The YAO Crochet Project, a women-empowered knitting venture that trains the community in the Niassa Special Reserve in Mozambique to crochet and create toys and crafts, has recently created a life-sized, metal elephant sculpture to heighten awareness and stir emotions about anti-poaching efforts in the reserve.
The project is supported by the Metis Fund, an initiative by Agence Française de Développement, which finances projects that bring together artists, development operators, and the broader public concerned about one or more sustainable development issues.
Niassa Special Reserve has experienced difficult periods of poaching and insurrection. As a result, the elephant population dropped from 12 000 to fewer than 4 000 between 2013 and 2018.
However, in 2022, the reserve celebrated five years without a single elephant being killed by poaching, thanks to the anti-poaching efforts deployed by the authorities with the support of international co-operation.
The elephant sculpture was built by the people living in the Luwire Conservancy in the reserve with the support of professional artists. Once the frame for the sculpture was complete, it was covered in a skin of crochet created by the women of the YAO Crochet Project.
The sculpture is currently on a national tour of Mozambique to highlight the scourge of poaching and the goal of sustainable living.
The tour will culminate in Maputo, following which the team will look to find a suitable, permanent home for the elephant with one possible option being opposite the Museu De História Natural de Maputo.

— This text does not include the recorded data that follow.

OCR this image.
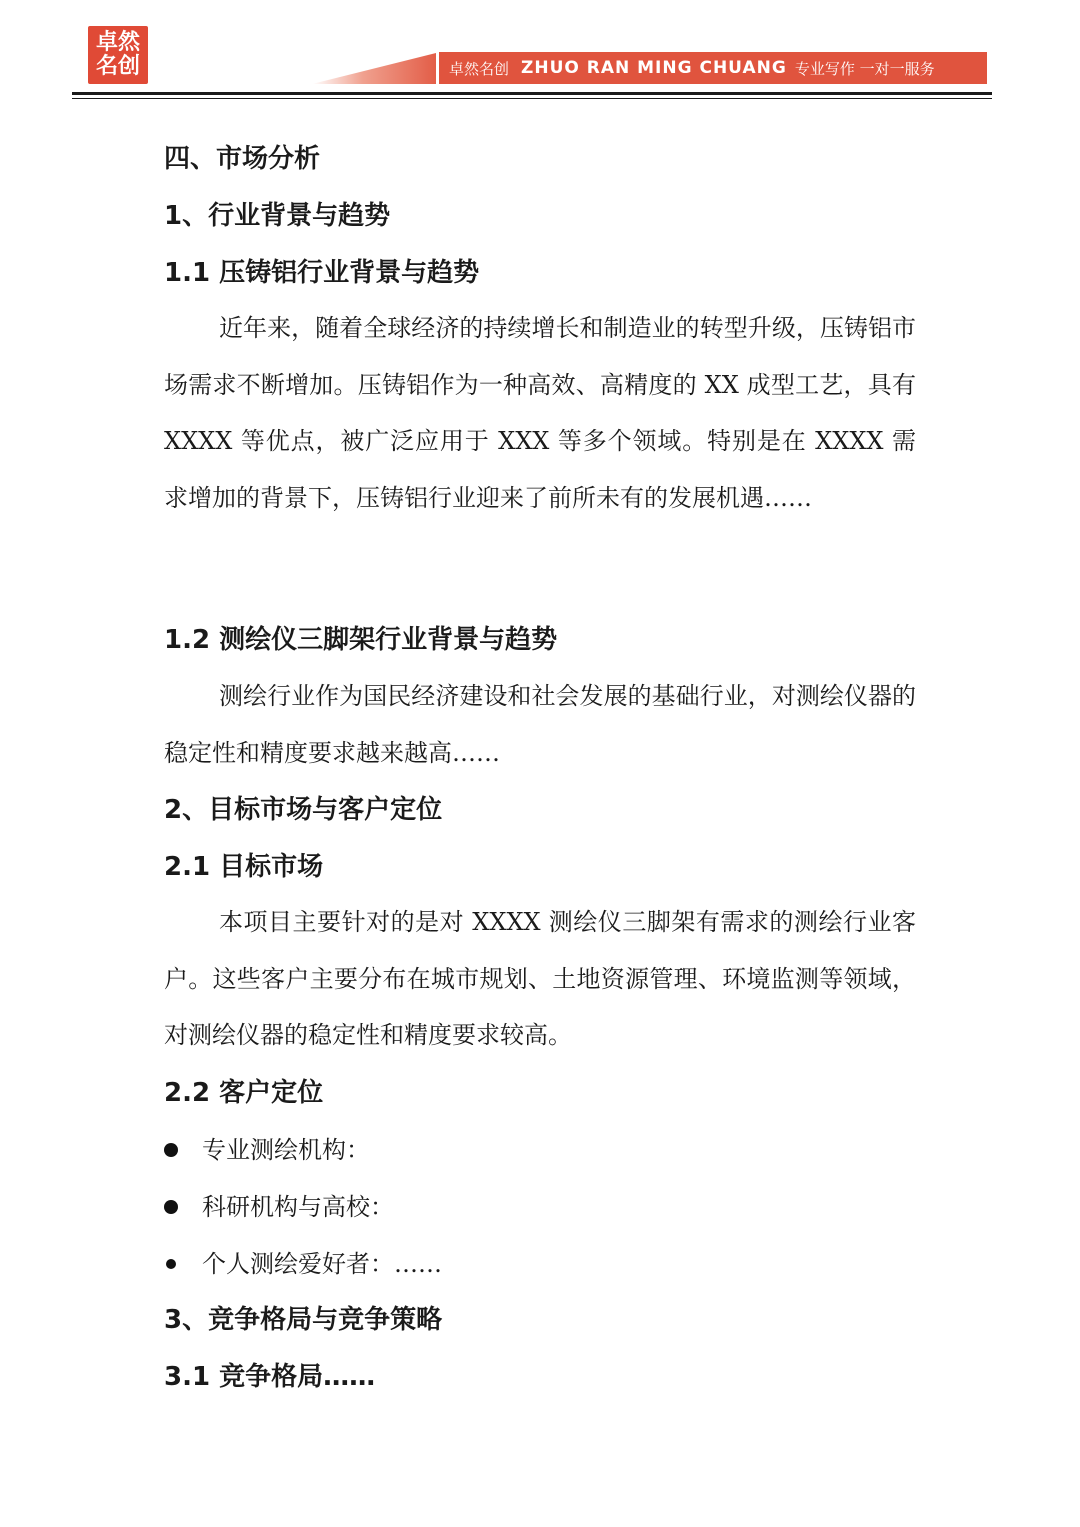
卓然
名创	卓然名创 ZHUO RAN MING CHUANG 专业写作 一对一服务
四、市场分析
1、行业背景与趋势
1.1 压铸铝行业背景与趋势
近年来，随着全球经济的持续增长和制造业的转型升级，压铸铝市场需求不断增加。压铸铝作为一种高效、高精度的 XX 成型工艺，具有 XXXX 等优点，被广泛应用于 XXX 等多个领域。特别是在 XXXX 需求增加的背景下，压铸铝行业迎来了前所未有的发展机遇……
1.2 测绘仪三脚架行业背景与趋势
测绘行业作为国民经济建设和社会发展的基础行业，对测绘仪器的稳定性和精度要求越来越高……
2、目标市场与客户定位
2.1 目标市场
本项目主要针对的是对 XXXX 测绘仪三脚架有需求的测绘行业客户。这些客户主要分布在城市规划、土地资源管理、环境监测等领域，对测绘仪器的稳定性和精度要求较高。
2.2 客户定位
专业测绘机构：
科研机构与高校：
个人测绘爱好者：……
3、竞争格局与竞争策略
3.1 竞争格局……
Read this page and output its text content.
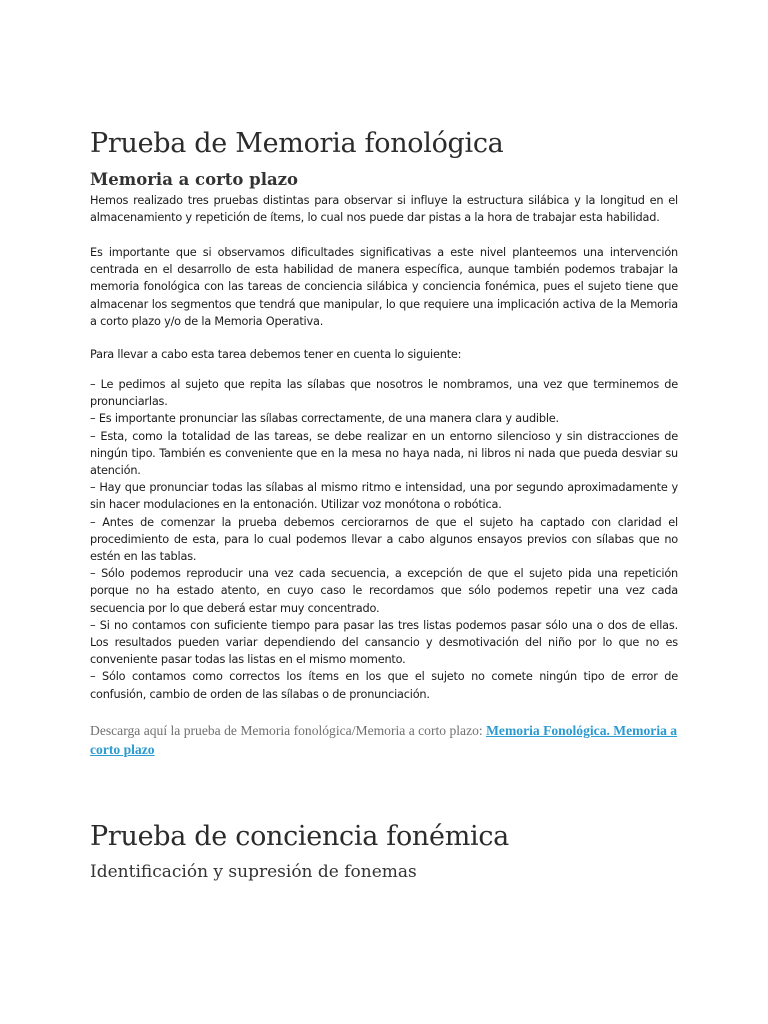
Prueba de Memoria fonológica
Memoria a corto plazo
Hemos realizado tres pruebas distintas para observar si influye la estructura silábica y la longitud en el almacenamiento y repetición de ítems, lo cual nos puede dar pistas a la hora de trabajar esta habilidad.
Es importante que si observamos dificultades significativas a este nivel planteemos una intervención centrada en el desarrollo de esta habilidad de manera específica, aunque también podemos trabajar la memoria fonológica con las tareas de conciencia silábica y conciencia fonémica, pues el sujeto tiene que almacenar los segmentos que tendrá que manipular, lo que requiere una implicación activa de la Memoria a corto plazo y/o de la Memoria Operativa.
Para llevar a cabo esta tarea debemos tener en cuenta lo siguiente:
– Le pedimos al sujeto que repita las sílabas que nosotros le nombramos, una vez que terminemos de pronunciarlas.
– Es importante pronunciar las sílabas correctamente, de una manera clara y audible.
– Esta, como la totalidad de las tareas, se debe realizar en un entorno silencioso y sin distracciones de ningún tipo. También es conveniente que en la mesa no haya nada, ni libros ni nada que pueda desviar su atención.
– Hay que pronunciar todas las sílabas al mismo ritmo e intensidad, una por segundo aproximadamente y sin hacer modulaciones en la entonación. Utilizar voz monótona o robótica.
– Antes de comenzar la prueba debemos cerciorarnos de que el sujeto ha captado con claridad el procedimiento de esta, para lo cual podemos llevar a cabo algunos ensayos previos con sílabas que no estén en las tablas.
– Sólo podemos reproducir una vez cada secuencia, a excepción de que el sujeto pida una repetición porque no ha estado atento, en cuyo caso le recordamos que sólo podemos repetir una vez cada secuencia por lo que deberá estar muy concentrado.
– Si no contamos con suficiente tiempo para pasar las tres listas podemos pasar sólo una o dos de ellas. Los resultados pueden variar dependiendo del cansancio y desmotivación del niño por lo que no es conveniente pasar todas las listas en el mismo momento.
– Sólo contamos como correctos los ítems en los que el sujeto no comete ningún tipo de error de confusión, cambio de orden de las sílabas o de pronunciación.
Descarga aquí la prueba de Memoria fonológica/Memoria a corto plazo: Memoria Fonológica. Memoria a corto plazo
Prueba de conciencia fonémica
Identificación y supresión de fonemas
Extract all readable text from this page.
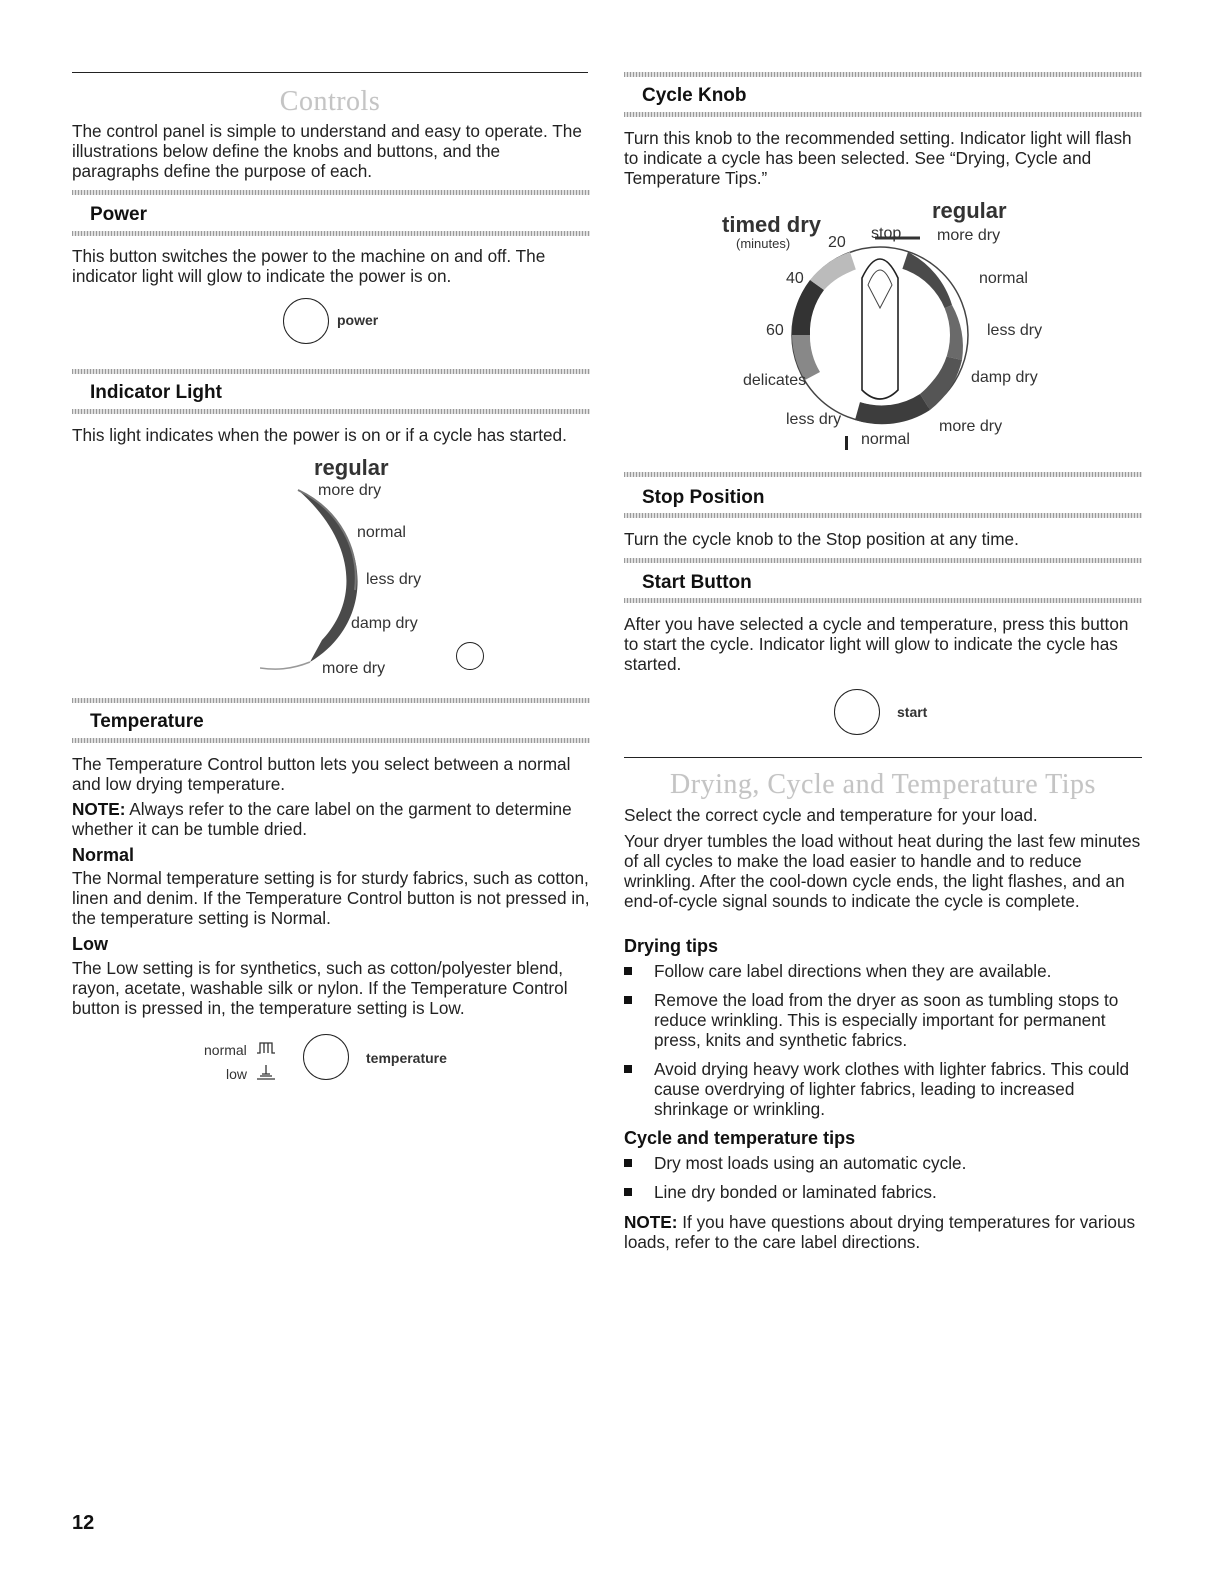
Controls
The control panel is simple to understand and easy to operate. The illustrations below define the knobs and buttons, and the paragraphs define the purpose of each.
Power
This button switches the power to the machine on and off. The indicator light will glow to indicate the power is on.
power
Indicator Light
This light indicates when the power is on or if a cycle has started.
regular
more dry
normal
less dry
damp dry
more dry
Temperature
The Temperature Control button lets you select between a normal and low drying temperature.
NOTE: Always refer to the care label on the garment to determine whether it can be tumble dried.
Normal
The Normal temperature setting is for sturdy fabrics, such as cotton, linen and denim. If the Temperature Control button is not pressed in, the temperature setting is Normal.
Low
The Low setting is for synthetics, such as cotton/polyester blend, rayon, acetate, washable silk or nylon. If the Temperature Control button is pressed in, the temperature setting is Low.
normal
low
temperature
12
Cycle Knob
Turn this knob to the recommended setting. Indicator light will flash to indicate a cycle has been selected. See “Drying, Cycle and Temperature Tips.”
timed dry
(minutes) 20
stop
regular
more dry
40	normal
60	less dry
delicates	damp dry
less dry	more dry
normal
Stop Position
Turn the cycle knob to the Stop position at any time.
Start Button
After you have selected a cycle and temperature, press this button to start the cycle. Indicator light will glow to indicate the cycle has started.
start
Drying, Cycle and Temperature Tips
Select the correct cycle and temperature for your load.
Your dryer tumbles the load without heat during the last few minutes of all cycles to make the load easier to handle and to reduce wrinkling. After the cool-down cycle ends, the light flashes, and an end-of-cycle signal sounds to indicate the cycle is complete.
Drying tips
Follow care label directions when they are available.
Remove the load from the dryer as soon as tumbling stops to reduce wrinkling. This is especially important for permanent press, knits and synthetic fabrics.
Avoid drying heavy work clothes with lighter fabrics. This could cause overdrying of lighter fabrics, leading to increased shrinkage or wrinkling.
Cycle and temperature tips
Dry most loads using an automatic cycle.
Line dry bonded or laminated fabrics.
NOTE: If you have questions about drying temperatures for various loads, refer to the care label directions.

Paula Ferro, Founder of the YAO Crochet Project, said: “Inhabitants of the remote Niassa Special Reserve have to survive with few employment prospects and significant social disadvantages, so we’re really pleased to have been able to start teaching metal-working skills in an area where about 2% of the population has a formal job.
“In a true instance of art meeting conservation, the metal for the sculpture comes from hundreds of snares confiscated from poachers in the reserve. Building capacity and access to legitimate livelihoods provide economic alternatives to the unsustainable illegal activities, such as poaching and illegal mining.
“Not only do the crochet skills sessions promote training, skills development, and employment opportunities for women living in the community, but they teach conservation and biology to the knitters to improve their knowledge about their environment and the importance of living sustainably within the Niassa Reserve.”